No, we aren’t told anything about what they felt or said, when they came and saw the little baby; we’re only told what they did. They went out and they “spread the word” (Lk 2:17). The angelic preparation, and then the sight of the little baby, left no other response; it was automatic, they just went and told everyone they knew what had happened – and then they went back to their sheep: “The shepherds returned, glorifying and praising God for all the things they had heard and seen, which were just as they had been told.” (Lk 2;20) Suddenly these outcasts were believers! They had had a touch of heaven and now they were believers and they praised God. When was the last time such words were found on their lips? Perhaps never before!  We’re not even told how they actually found Jesus, but find him they did. Did they have any real ideas about who he was and what he had come to do? Almost certainly not! 

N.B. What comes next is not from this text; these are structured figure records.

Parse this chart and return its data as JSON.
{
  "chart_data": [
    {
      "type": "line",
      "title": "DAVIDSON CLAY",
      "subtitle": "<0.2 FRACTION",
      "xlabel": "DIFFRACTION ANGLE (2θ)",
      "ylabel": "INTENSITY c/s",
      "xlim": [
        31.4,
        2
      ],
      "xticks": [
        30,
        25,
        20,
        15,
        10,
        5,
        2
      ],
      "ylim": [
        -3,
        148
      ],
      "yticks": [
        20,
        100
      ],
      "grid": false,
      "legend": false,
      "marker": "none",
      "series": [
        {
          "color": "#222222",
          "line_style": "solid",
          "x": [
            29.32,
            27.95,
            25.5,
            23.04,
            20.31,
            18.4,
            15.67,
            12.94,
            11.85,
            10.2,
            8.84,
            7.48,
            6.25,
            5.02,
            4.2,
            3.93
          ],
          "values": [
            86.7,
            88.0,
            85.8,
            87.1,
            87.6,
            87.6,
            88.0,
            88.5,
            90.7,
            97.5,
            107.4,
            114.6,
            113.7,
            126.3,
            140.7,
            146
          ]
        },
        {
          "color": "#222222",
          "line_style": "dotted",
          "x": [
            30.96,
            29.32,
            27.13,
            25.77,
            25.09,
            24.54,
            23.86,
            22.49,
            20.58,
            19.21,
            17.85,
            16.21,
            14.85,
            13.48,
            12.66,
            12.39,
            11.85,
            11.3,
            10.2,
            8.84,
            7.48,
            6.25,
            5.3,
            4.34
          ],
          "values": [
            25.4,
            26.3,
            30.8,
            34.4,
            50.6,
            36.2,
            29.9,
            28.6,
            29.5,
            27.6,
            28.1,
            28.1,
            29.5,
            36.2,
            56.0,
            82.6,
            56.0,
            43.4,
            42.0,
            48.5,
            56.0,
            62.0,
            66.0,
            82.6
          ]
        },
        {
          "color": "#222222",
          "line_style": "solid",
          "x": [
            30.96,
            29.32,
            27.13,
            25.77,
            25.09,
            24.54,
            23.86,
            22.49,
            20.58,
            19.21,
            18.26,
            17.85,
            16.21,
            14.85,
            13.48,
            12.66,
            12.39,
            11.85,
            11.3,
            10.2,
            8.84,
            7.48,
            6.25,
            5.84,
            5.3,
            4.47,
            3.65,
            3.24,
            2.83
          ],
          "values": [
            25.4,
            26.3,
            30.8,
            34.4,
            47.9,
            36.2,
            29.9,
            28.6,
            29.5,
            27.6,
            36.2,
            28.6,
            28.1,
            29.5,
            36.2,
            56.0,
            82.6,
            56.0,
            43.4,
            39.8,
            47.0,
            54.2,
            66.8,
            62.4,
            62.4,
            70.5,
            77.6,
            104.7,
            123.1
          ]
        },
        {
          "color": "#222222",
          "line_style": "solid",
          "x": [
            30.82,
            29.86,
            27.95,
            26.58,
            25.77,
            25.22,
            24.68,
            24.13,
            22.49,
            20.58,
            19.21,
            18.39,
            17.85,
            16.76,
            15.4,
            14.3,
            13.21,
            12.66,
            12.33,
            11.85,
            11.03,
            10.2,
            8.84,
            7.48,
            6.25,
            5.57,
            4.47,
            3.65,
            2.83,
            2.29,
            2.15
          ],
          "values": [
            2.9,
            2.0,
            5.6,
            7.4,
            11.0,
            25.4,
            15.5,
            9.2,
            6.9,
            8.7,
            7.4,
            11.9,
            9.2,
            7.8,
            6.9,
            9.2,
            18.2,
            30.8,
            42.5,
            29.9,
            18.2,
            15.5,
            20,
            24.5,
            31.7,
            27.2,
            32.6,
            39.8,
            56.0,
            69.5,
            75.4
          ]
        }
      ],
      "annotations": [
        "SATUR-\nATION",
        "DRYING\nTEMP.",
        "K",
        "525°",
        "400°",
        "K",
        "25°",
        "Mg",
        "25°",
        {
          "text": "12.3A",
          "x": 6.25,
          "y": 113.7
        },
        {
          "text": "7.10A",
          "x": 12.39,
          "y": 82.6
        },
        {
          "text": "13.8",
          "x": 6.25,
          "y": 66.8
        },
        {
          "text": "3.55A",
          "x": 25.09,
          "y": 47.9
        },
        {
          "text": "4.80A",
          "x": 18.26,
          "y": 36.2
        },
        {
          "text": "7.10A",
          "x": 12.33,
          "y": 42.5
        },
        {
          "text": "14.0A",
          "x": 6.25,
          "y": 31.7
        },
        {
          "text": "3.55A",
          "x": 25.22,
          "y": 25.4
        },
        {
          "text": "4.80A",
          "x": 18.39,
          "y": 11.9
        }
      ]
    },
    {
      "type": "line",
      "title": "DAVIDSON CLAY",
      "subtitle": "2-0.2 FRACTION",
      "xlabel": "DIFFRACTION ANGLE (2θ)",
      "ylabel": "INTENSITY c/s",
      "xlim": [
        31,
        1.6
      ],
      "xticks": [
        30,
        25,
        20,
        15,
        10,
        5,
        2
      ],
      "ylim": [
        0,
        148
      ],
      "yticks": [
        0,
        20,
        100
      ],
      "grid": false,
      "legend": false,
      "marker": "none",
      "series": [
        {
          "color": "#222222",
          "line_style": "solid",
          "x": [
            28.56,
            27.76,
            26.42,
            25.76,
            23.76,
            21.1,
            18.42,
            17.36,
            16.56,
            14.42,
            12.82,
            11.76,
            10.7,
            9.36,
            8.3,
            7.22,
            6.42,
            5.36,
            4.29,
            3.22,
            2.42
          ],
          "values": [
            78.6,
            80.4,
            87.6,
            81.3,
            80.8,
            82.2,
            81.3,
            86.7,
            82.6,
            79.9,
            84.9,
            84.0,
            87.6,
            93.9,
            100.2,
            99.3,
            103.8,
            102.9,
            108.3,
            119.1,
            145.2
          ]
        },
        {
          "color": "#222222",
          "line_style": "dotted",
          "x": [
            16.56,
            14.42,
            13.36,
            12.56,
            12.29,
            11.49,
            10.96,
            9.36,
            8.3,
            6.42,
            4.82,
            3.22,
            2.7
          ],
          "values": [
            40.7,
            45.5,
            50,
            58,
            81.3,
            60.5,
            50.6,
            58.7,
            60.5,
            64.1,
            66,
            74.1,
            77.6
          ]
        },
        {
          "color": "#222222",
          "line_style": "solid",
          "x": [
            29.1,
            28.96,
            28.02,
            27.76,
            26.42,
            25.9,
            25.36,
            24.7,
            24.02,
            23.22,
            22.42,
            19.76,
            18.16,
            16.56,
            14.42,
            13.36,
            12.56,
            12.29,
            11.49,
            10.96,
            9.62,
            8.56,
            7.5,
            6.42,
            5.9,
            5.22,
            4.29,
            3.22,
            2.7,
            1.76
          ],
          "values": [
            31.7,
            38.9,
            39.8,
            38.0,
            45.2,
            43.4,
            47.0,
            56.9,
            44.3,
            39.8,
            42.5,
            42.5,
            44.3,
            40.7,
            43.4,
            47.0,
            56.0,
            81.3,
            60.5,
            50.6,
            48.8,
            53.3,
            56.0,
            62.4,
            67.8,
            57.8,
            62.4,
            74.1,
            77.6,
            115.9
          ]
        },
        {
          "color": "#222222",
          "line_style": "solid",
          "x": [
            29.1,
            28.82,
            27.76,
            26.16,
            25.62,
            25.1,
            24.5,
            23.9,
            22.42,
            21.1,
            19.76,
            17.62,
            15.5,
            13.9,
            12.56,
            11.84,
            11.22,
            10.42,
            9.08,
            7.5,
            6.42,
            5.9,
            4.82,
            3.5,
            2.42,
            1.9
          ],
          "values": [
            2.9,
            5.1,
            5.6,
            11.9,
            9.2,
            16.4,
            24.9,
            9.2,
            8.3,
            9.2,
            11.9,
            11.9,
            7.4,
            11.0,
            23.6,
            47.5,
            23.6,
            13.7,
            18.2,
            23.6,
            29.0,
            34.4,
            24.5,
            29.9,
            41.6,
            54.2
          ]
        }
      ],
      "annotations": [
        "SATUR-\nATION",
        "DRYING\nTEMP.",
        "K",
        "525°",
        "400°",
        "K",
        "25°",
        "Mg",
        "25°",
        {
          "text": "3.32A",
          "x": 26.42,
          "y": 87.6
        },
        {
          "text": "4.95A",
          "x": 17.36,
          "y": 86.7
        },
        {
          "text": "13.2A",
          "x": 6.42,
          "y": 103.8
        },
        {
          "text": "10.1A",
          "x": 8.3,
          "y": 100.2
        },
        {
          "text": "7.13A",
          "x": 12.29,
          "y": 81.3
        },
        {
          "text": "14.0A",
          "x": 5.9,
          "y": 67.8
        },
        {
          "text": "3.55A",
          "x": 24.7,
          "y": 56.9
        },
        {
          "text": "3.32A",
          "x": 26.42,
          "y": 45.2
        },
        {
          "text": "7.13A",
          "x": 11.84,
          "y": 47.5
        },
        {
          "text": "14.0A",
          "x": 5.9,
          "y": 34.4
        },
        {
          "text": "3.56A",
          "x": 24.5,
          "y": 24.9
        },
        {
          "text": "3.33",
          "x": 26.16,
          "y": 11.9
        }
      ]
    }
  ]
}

They may have had some vague memories of some long distant ‘Sunday school class’ but all they know was that they had met an angel, and they had been sung to by the most wonderful choir to ever appear on earth – and they had seen the baby spoken about.  The next time they see Him they will probably be old men. In fact by the time Jesus comes on the scene publicly, some of these men may have died, i.e. they will never see him again. But they have seen a baby that heaven has just heralded. They, the outcasts, have been chosen by God to be the first outsiders to see him. This is a story that will be told for many a long year. Why did God include a bunch of outsiders in the nativity story? Perhaps just to make a point that He loves outsiders! This baby has come for outsiders!